PM: Tagus Cove (Isabela)- (Dry landing) a well-known hideout and deep water anchorage in the days of pirates, Tagus Cove was also one of the few sites visited by Charles Darwin and the HMS Beagle in 1835. A beautiful hike leads us past an overview of Darwin Lake and on to a stunning volcanic landscape revealing Isabela islands dramatic northern volcanoes. Once back at sea level the perfect activity is to snorkel along a submerged wall with turtles, lots of fish, penguins and potentially flightless cormorants. You might even be tempted by a panga ride or kayak!
AM: Egas Port- (Wet landing) the black volcanic sand sets this landing apart from most. It is best known for the dramatic shoreline where we meet a host of species that chose to live between land and sea.

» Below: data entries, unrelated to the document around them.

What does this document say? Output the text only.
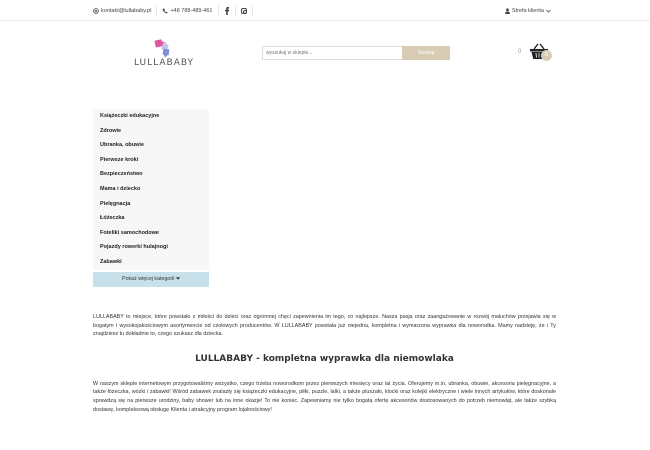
kontakt@lullababy.pl	+48 788-489-461	Strefa klienta
LULLABABY
wyszukaj w sklepie...
Szukaj	0	0
Książeczki edukacyjne
Zdrowie
Ubranka, obuwie
Pierwsze kroki
Bezpieczeństwo
Mama i dziecko
Pielęgnacja
Łóżeczka
Foteliki samochodowe
Pojazdy rowerki hulajnogi
Zabawki
Pokaż więcej kategorii

LULLABABY to miejsce, które powstało z miłości do dzieci oraz ogromnej chęci zapewnienia im tego, co najlepsze. Nasza pasja oraz zaangażowanie w rozwój maluchów przejawia się w bogatym i wysokojakościowym asortymencie od czołowych producentów. W LULLABABY powstała już niejedna, kompletna i wymarzona wyprawka dla noworodka. Mamy nadzieję, że i Ty znajdziesz tu dokładnie to, czego szukasz dla dziecka.

LULLABABY - kompletna wyprawka dla niemowlaka

W naszym sklepie internetowym przygotowaliśmy wszystko, czego trzeba noworodkom przez pierwszych miesięcy oraz lat życia. Oferujemy m.in. ubranka, obuwie, akcesoria pielęgnacyjne, a także łóżeczka, wózki i zabawki! Wśród zabawek znalazły się książeczki edukacyjne, piłki, puzzle, lalki, a także pluszaki, klocki oraz kolejki elektryczne i wiele innych artykułów, które doskonale sprawdzą się na pierwsze urodziny, baby shower lub na inne okazje! To nie koniec. Zapewniamy nie tylko bogatą ofertę akcesoriów dostosowanych do potrzeb niemowląt, ale także szybką dostawę, kompleksową obsługę Klienta i atrakcyjny program lojalnościowy!
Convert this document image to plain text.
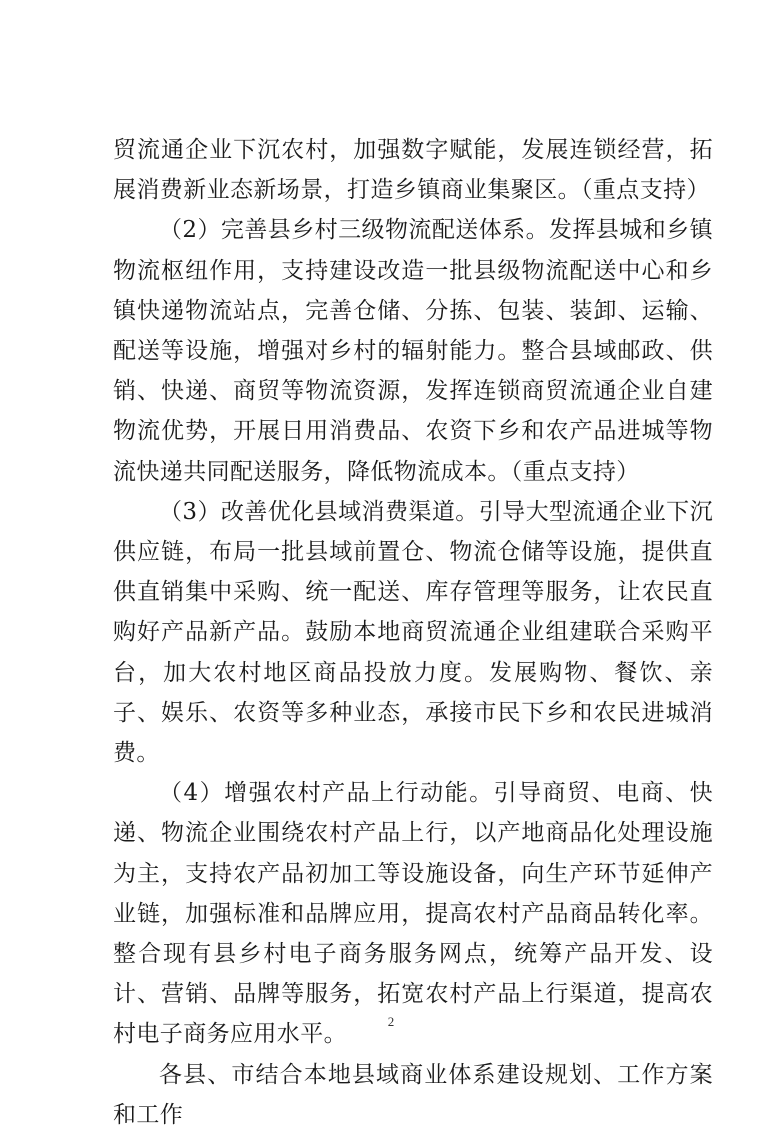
贸流通企业下沉农村，加强数字赋能，发展连锁经营，拓展消费新业态新场景，打造乡镇商业集聚区。（重点支持）

（2）完善县乡村三级物流配送体系。发挥县城和乡镇物流枢纽作用，支持建设改造一批县级物流配送中心和乡镇快递物流站点，完善仓储、分拣、包装、装卸、运输、配送等设施，增强对乡村的辐射能力。整合县域邮政、供销、快递、商贸等物流资源，发挥连锁商贸流通企业自建物流优势，开展日用消费品、农资下乡和农产品进城等物流快递共同配送服务，降低物流成本。（重点支持）

（3）改善优化县域消费渠道。引导大型流通企业下沉供应链，布局一批县域前置仓、物流仓储等设施，提供直供直销集中采购、统一配送、库存管理等服务，让农民直购好产品新产品。鼓励本地商贸流通企业组建联合采购平台，加大农村地区商品投放力度。发展购物、餐饮、亲子、娱乐、农资等多种业态，承接市民下乡和农民进城消费。

（4）增强农村产品上行动能。引导商贸、电商、快递、物流企业围绕农村产品上行，以产地商品化处理设施为主，支持农产品初加工等设施设备，向生产环节延伸产业链，加强标准和品牌应用，提高农村产品商品转化率。整合现有县乡村电子商务服务网点，统筹产品开发、设计、营销、品牌等服务，拓宽农村产品上行渠道，提高农村电子商务应用水平。

各县、市结合本地县域商业体系建设规划、工作方案和工作

2
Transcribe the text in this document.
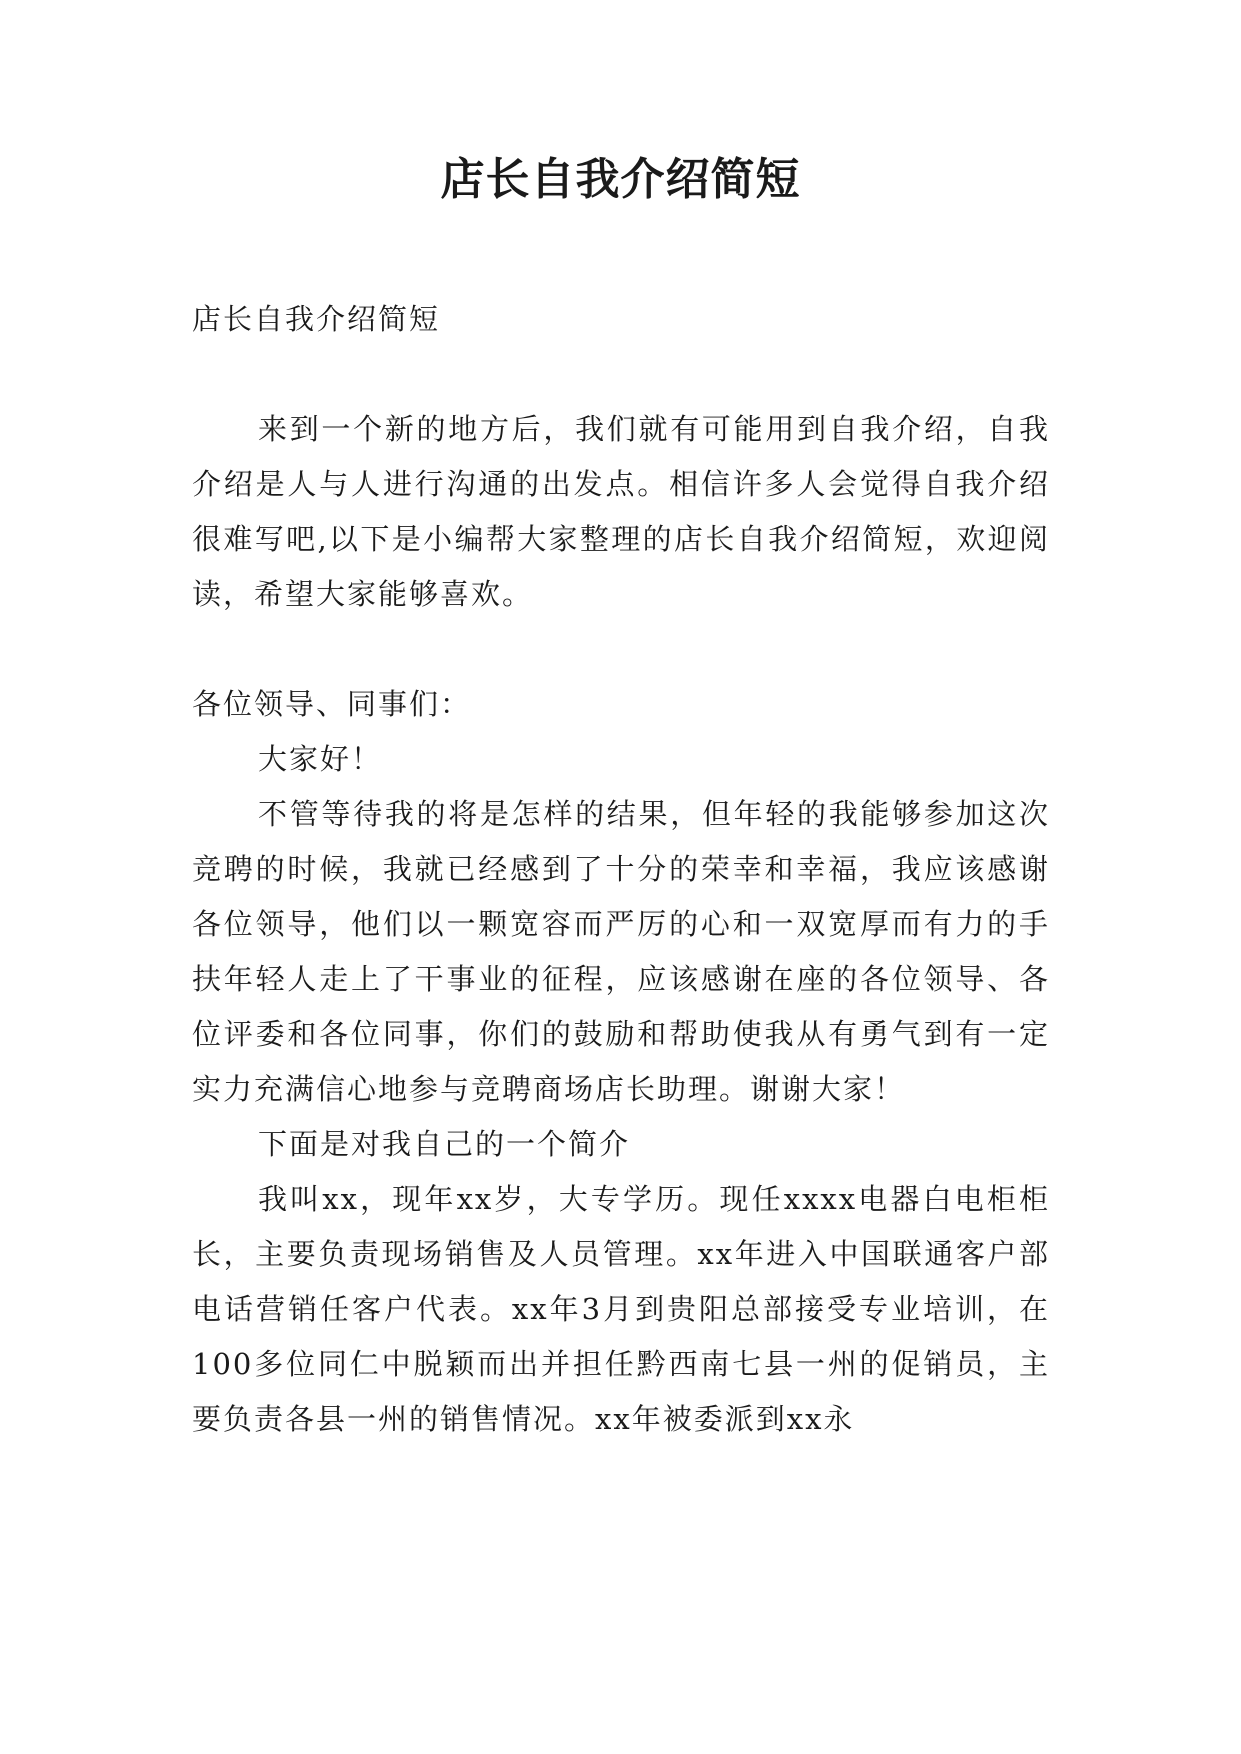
店长自我介绍简短

店长自我介绍简短

来到一个新的地方后，我们就有可能用到自我介绍，自我介绍是人与人进行沟通的出发点。相信许多人会觉得自我介绍很难写吧,以下是小编帮大家整理的店长自我介绍简短，欢迎阅读，希望大家能够喜欢。

各位领导、同事们：

大家好！

不管等待我的将是怎样的结果，但年轻的我能够参加这次竞聘的时候，我就已经感到了十分的荣幸和幸福，我应该感谢各位领导，他们以一颗宽容而严厉的心和一双宽厚而有力的手扶年轻人走上了干事业的征程，应该感谢在座的各位领导、各位评委和各位同事，你们的鼓励和帮助使我从有勇气到有一定实力充满信心地参与竞聘商场店长助理。谢谢大家！

下面是对我自己的一个简介

我叫xx，现年xx岁，大专学历。现任xxxx电器白电柜柜长，主要负责现场销售及人员管理。xx年进入中国联通客户部电话营销任客户代表。xx年3月到贵阳总部接受专业培训，在100多位同仁中脱颖而出并担任黔西南七县一州的促销员，主要负责各县一州的销售情况。xx年被委派到xx永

Particular among these are the endemic Galapagos fur seals which maintain a small colony at the end of our walk. Other species of note include American oystercatchers, sea lions, waders, herons, lava lizards and even Galapagos hawks. An optional visit takes you to an abandoned salt mine famous in its day for supplying salt to mainland Ecuador.
PM: Sullivan Bay- (Wet landing) Although, when viewed from the sea, the site does not look especially interesting visitors are always totally enthralled by the amazing beds of pahoehoe lava from the recent flow on the island. It is a landscape and macro photographer’s dream. The importance of pioneer plants such as the tiny Mollugo will be discussed as we hike over the lava. After your land visit, you can enjoy a refreshing snorkel in the company of sea lions, turtles and rays.
AM: Bachas Beach (Santa Cruz Island)-(wet landing) named for some wrecked World War II barges whose ribs are still visible in the sand this visitor site offers great swimming, a lovely walk along the shore and a visit to a lagoon behind the high tide line with wading birds, marine iguanas and sometimes even flamingos. The two beaches are also favourite nesting sites for green turtles which often leave tractor-like tracks in the sand. Afterwards, you will be transferred to the airport to catch your flight back to the mainland.